Kamis, 20 Sya'ban 1440 / 25 April 2019

ESDM Buat Formula Harga Avtur Meski Hanya untuk Pertamina

Ahad 10 Feb 2019 22:41 WIB

Rep: Intan Pratiwi/ Red: Indira Rezkisari

Awak Mobil Tangki (AMT) melakukan persiapan sebelum berangkat untuk mendistribusikan BBM dan Avtur menuju ke Sulawesi, di Terminal Bahan Bakar Minyak (TBBM) Plumpang, Jakarta, Selasa (2/10).

Awak Mobil Tangki (AMT) melakukan persiapan sebelum berangkat untuk mendistribusikan BBM dan Avtur menuju ke Sulawesi, di Terminal Bahan Bakar Minyak (TBBM) Plumpang, Jakarta, Selasa (2/10).

Foto: Republika/Prayogi
Pertamina merupakan satu-satunya penjual avtur di Indonesia.

REPUBLIKA.CO.ID, JAKARTA -- Pemerintah melalui Kementerian ESDM membuat formula harga Avtur. Pembentukan formula dirancang memakai perbandingan dari penetapan harga di negara lain.

Formula ini hanya dipakai Pertamina karena merupakan satu satunya penjual Avtur di Indonesia. Direktur Jenderal Minyak dan Gas Bumi, Kementerian ESDM, Djoko Siswanto menjelaskan selama ini hanya Pertamina yang menjual avtur, maka pemerintah menyerahkan kepada Pertamina perumusan formula.

Pemerintah bisa mengevaluasi, atau memberi batasan bila diperlukan. "Kemarin kita juga coba buat. Datanya karena memang hanya Pertamina yang jual jadi tidak ada pembanding. Tapi kita coba pakai bandingkan dengan negara tetangga," ujar Djoko di Kementerian ESDM, Ahad (10/2).

Djoko menjelaskan memang persoalan harga avtur ini agak berbeda dengan formula BBM jenis lainnya. Sebab, tidak ada perbandingan harga dari badan usaha lainnya. Hal ini kata Djoko menyulitkan pemerintah untuk menentukan besaran harga pasar.

"Ya kalau misalnya ada pesaing maka mungkin bisa ada persaingan yang sehat. Kalau ada pesaing harga akan menuju harga pasar.

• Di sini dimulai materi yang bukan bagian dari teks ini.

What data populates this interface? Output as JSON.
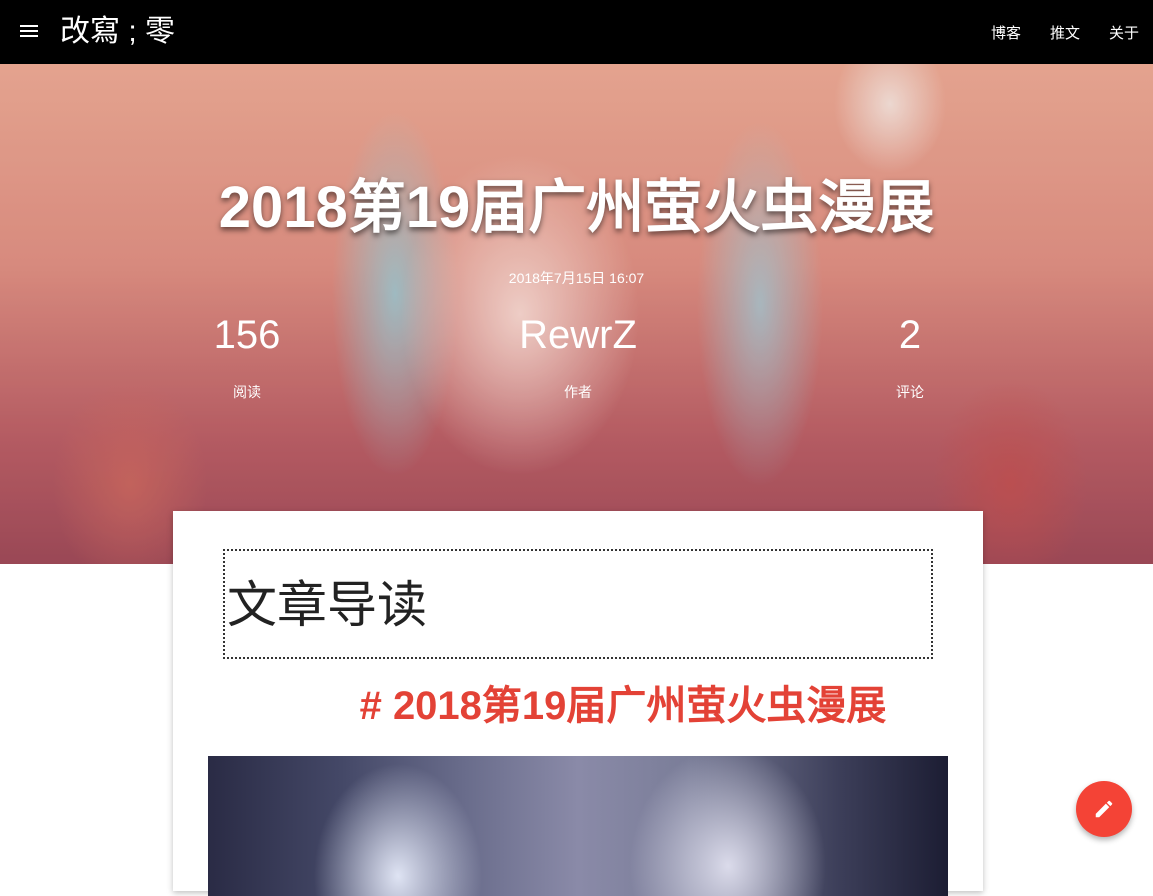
{
  "appbar": {
    "site_title": "改寫 ; 零",
    "nav": [
      "博客",
      "推文",
      "关于"
    ]
  },
  "hero": {
    "title": "2018第19届广州萤火虫漫展",
    "date": "2018年7月15日 16:07",
    "stats": {
      "views_value": "156",
      "views_label": "阅读",
      "author_value": "RewrZ",
      "author_label": "作者",
      "comments_value": "2",
      "comments_label": "评论"
    }
  },
  "article": {
    "toc_title": "文章导读",
    "heading": "# 2018第19届广州萤火虫漫展"
  },
  "icons": {
    "menu": "menu-icon",
    "fab": "pencil-icon"
  },
  "colors": {
    "appbar": "#000000",
    "accent": "#f44336",
    "heading": "#e34236"
  }
}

Kalau tidak ada, monopoli," ujar Djoko.

Selama ini sebenarnya Kementerian ESDM sangat terbuka bagi badan usaha yang hendak turut menjual avtur. Namun untuk mendapatkan izin penjualan avtur diperlukan beberapa tahapan izin.

"Jadi alurnya kalau tidak salah, mereka harus dapat izin dulu dari Kemenhub atau Angkasa Pura untuk buat tangki. Izin lahan, baru mereka mengajukan ke kami. Nah ini, mereka tidak dapat izinnya. Kalau mereka ada izin lahan, kita tinggal keluarkan izin penjualannya," ujar Djoko.